For me, this raises two questions for me to reflect on for this Rosh Hashana:
- What non-professional ways can I find to instill within myself a habitual generosity of spirit? I have (inconsistently) volunteered to deliver packages to needy people for Tomchei Shabbat. Perhaps I need to do so more regularly. Perhaps my personal charity should involve more regular contact with people in need as well as giving at least something to everyone who solicits me on the street.
- How can I take advantage of other opportunities at work, as a manager and leader, to consistently and habitually improve my own character? In answering this question for myself, I think back to J.J. Greenberg z”l, executive director at the Steinhardt Foundation who tragically died young and whose tenth yahrzeit is coming up. His quirky personality (he had a unicycle in his office and frequently wore a nametag to make others comfortable) blended with a generosity of spirit that involved opening his home to staff and strangers, developing meaningful relationships with students in his extracurricular Hebrew class and picking staples off the floor so as not to burden the clean-up crew. Reading some of the memories contributed by colleagues begins to help me understand how leaders can express and develop their own characters.

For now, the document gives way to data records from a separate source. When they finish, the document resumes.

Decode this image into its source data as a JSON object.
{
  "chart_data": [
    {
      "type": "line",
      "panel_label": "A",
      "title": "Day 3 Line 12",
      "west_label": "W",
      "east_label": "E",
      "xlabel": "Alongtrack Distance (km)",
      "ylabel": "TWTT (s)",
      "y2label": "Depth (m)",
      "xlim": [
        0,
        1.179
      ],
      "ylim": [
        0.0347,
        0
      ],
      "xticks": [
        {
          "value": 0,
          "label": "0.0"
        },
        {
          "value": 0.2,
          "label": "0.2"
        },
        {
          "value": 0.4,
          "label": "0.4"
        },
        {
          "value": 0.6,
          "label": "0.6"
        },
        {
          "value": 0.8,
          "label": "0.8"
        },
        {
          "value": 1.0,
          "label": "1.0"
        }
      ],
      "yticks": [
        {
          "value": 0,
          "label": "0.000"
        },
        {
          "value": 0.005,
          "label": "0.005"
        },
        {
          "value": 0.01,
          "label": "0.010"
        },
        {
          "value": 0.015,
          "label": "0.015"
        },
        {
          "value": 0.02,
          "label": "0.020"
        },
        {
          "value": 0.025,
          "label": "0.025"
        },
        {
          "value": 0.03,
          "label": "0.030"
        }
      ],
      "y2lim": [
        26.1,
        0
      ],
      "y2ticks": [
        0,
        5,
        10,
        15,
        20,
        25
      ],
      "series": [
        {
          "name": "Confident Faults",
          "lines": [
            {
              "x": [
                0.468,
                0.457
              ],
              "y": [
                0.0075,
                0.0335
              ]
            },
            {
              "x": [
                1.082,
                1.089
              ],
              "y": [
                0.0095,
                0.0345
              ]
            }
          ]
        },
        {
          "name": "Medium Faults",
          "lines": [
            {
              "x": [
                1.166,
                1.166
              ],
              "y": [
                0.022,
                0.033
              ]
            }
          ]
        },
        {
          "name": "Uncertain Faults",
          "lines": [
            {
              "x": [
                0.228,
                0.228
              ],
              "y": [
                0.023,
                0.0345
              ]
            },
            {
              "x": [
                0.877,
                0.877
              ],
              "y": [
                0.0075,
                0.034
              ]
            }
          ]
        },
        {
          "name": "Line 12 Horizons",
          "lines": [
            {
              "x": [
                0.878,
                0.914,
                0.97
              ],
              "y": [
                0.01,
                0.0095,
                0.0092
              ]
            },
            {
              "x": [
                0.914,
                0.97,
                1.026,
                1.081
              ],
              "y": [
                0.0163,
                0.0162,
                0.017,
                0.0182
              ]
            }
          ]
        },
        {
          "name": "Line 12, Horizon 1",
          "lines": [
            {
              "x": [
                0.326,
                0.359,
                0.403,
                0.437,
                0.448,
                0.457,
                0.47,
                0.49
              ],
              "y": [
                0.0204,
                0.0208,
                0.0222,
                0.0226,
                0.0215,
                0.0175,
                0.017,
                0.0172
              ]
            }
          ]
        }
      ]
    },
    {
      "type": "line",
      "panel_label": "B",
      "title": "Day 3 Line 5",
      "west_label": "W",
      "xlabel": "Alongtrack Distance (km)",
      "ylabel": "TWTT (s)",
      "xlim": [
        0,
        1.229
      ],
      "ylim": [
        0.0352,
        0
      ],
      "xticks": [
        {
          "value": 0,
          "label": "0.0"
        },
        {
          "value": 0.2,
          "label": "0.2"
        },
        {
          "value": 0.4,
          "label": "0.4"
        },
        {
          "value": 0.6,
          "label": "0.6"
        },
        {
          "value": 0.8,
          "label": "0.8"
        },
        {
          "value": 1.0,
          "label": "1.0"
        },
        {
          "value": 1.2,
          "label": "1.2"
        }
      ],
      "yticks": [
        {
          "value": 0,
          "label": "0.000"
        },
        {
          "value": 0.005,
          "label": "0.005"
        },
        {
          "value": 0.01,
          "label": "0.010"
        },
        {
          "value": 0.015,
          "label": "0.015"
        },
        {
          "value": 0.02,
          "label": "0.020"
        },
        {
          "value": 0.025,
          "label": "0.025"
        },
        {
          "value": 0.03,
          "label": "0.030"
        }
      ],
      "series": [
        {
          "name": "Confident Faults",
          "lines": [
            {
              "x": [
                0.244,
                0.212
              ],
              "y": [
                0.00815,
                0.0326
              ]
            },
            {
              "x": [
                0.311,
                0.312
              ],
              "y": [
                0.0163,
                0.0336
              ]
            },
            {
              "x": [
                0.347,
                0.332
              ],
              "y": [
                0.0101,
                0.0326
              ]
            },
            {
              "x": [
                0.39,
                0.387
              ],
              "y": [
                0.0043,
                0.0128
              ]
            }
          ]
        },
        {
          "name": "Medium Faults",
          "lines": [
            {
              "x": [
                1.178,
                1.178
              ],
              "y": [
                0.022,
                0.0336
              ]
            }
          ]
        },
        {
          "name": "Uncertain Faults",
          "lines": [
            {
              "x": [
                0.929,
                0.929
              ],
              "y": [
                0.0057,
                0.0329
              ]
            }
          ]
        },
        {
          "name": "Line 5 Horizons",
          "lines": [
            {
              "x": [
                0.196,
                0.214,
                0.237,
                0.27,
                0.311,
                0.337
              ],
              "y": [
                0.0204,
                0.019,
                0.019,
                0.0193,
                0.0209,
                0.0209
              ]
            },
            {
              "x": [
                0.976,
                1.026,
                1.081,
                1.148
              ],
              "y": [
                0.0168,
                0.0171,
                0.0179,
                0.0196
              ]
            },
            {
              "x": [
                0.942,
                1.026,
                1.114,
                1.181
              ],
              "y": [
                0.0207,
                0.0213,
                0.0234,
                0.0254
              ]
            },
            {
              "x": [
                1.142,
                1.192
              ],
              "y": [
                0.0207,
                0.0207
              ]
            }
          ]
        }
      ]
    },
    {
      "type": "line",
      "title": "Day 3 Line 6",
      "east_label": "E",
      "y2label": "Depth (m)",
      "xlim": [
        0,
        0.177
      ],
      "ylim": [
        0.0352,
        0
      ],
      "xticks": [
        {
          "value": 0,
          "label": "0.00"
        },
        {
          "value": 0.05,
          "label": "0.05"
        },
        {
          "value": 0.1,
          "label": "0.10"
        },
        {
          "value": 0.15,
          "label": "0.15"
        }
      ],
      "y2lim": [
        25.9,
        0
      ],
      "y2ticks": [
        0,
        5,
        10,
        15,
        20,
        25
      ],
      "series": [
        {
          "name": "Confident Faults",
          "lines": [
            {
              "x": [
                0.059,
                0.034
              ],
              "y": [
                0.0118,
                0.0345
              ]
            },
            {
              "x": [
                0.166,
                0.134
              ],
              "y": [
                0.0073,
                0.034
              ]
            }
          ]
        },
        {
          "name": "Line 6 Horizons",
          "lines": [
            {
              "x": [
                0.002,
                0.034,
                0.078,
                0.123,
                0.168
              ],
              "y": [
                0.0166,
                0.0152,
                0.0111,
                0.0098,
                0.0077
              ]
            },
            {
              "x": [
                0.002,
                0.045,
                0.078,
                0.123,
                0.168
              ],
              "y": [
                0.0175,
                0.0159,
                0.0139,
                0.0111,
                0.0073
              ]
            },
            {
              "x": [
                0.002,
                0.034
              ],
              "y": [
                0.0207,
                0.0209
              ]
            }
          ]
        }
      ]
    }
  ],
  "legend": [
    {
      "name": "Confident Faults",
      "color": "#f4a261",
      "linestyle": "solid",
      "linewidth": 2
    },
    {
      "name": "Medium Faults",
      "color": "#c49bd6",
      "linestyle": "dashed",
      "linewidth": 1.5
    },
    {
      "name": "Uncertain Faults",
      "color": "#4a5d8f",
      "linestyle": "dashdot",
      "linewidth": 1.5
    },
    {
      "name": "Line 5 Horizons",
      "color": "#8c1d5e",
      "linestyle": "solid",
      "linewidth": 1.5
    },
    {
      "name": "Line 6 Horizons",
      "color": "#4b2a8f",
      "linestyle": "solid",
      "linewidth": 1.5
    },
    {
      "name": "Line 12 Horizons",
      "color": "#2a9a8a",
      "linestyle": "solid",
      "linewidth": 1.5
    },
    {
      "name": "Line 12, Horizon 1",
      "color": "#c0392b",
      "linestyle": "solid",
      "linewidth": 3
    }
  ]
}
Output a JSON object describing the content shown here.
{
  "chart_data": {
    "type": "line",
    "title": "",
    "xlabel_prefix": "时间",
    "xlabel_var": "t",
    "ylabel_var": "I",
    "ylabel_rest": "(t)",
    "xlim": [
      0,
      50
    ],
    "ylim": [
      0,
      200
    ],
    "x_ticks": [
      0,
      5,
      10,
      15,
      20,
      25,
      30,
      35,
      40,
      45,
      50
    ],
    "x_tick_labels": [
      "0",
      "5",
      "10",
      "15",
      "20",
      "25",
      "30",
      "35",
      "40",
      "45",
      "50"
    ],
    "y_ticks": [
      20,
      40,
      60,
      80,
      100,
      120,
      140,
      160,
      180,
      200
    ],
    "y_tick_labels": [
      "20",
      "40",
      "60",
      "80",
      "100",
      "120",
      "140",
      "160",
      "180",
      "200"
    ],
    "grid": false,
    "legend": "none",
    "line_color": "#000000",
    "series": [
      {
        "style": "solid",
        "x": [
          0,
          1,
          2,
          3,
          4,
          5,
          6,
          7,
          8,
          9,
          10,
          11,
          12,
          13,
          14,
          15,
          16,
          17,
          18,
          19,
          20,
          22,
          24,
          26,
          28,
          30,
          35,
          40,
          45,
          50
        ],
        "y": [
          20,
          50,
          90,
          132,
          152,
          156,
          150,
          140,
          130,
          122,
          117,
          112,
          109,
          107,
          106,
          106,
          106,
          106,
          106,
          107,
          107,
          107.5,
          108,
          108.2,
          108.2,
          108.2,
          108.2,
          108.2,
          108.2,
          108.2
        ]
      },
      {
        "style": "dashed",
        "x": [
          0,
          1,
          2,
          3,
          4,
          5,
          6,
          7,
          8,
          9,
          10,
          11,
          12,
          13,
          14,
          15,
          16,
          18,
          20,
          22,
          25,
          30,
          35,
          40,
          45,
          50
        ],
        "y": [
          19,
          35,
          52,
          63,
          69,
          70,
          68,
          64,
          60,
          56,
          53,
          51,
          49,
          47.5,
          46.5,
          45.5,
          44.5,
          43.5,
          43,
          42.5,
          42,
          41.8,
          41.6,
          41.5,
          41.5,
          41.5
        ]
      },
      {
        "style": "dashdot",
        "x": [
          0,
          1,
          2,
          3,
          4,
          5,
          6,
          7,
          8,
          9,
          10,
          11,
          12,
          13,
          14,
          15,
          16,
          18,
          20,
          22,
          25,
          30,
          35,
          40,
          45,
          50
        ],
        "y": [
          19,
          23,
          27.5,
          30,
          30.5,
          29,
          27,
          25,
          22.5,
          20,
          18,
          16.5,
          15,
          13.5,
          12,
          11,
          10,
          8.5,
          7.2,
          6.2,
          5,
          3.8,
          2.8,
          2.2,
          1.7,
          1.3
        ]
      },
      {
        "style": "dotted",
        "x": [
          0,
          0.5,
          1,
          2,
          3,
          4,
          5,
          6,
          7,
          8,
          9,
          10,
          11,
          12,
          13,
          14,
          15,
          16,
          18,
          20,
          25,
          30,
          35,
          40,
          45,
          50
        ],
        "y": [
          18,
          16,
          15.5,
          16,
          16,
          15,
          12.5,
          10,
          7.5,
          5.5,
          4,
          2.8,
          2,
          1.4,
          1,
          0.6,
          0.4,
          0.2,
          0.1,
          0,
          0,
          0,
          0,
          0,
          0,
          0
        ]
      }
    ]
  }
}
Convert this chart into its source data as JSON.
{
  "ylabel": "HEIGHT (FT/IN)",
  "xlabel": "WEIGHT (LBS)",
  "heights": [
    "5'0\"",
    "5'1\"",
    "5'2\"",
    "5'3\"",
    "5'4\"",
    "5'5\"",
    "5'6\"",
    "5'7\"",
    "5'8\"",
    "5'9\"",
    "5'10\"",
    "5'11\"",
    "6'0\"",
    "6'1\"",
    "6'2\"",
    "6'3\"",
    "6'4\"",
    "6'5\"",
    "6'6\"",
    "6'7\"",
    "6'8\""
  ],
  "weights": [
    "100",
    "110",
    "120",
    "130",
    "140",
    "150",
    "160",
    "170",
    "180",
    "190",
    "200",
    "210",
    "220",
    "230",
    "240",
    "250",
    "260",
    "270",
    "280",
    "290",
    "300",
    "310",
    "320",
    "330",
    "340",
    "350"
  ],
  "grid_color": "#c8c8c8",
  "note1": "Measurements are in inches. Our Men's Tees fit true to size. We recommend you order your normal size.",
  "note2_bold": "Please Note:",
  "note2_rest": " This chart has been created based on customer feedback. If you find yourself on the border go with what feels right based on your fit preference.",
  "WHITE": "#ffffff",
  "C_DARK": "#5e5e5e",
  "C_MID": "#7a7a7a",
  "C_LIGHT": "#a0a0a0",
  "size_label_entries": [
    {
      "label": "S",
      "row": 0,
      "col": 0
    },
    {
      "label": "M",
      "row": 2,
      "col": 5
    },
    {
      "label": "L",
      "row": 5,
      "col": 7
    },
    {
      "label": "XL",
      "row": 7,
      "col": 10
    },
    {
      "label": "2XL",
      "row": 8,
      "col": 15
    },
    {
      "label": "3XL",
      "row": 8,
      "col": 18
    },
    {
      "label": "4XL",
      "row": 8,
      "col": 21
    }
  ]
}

The takeaway here is not really the dichotomies – giving to one or many, alleviating suffering v. spiritual growth. While Maimonides’ case is interesting precisely because he posits a case which forces us to choose between competing goals, our real lives provide opportunity for advancing both goals. In fact, the Torah mandates two parallel mitzvot, which are also parallel purposes for our lives: loving our neighbor (which focuses on the needs of the neighbor) and following in God’s path (focusing on the developing spiritual character of the giver/helper). Both are necessary. As professionals in the nonprofit world, we tend to focus most of our attention on the organizational mission, impacting the beneficiaries. Perhaps, as Rosh Hashana approaches, we can balance this important professional perspective with some attention to our own spiritual growth.
I pray that the new Jewish year brings us all good health, success in advancing our professional and personal purposes and the fulfillment of our most lofty dreams. Shana Tova!
Yossi Prager is Executive Director – North America of The AVI CHAI Foundation.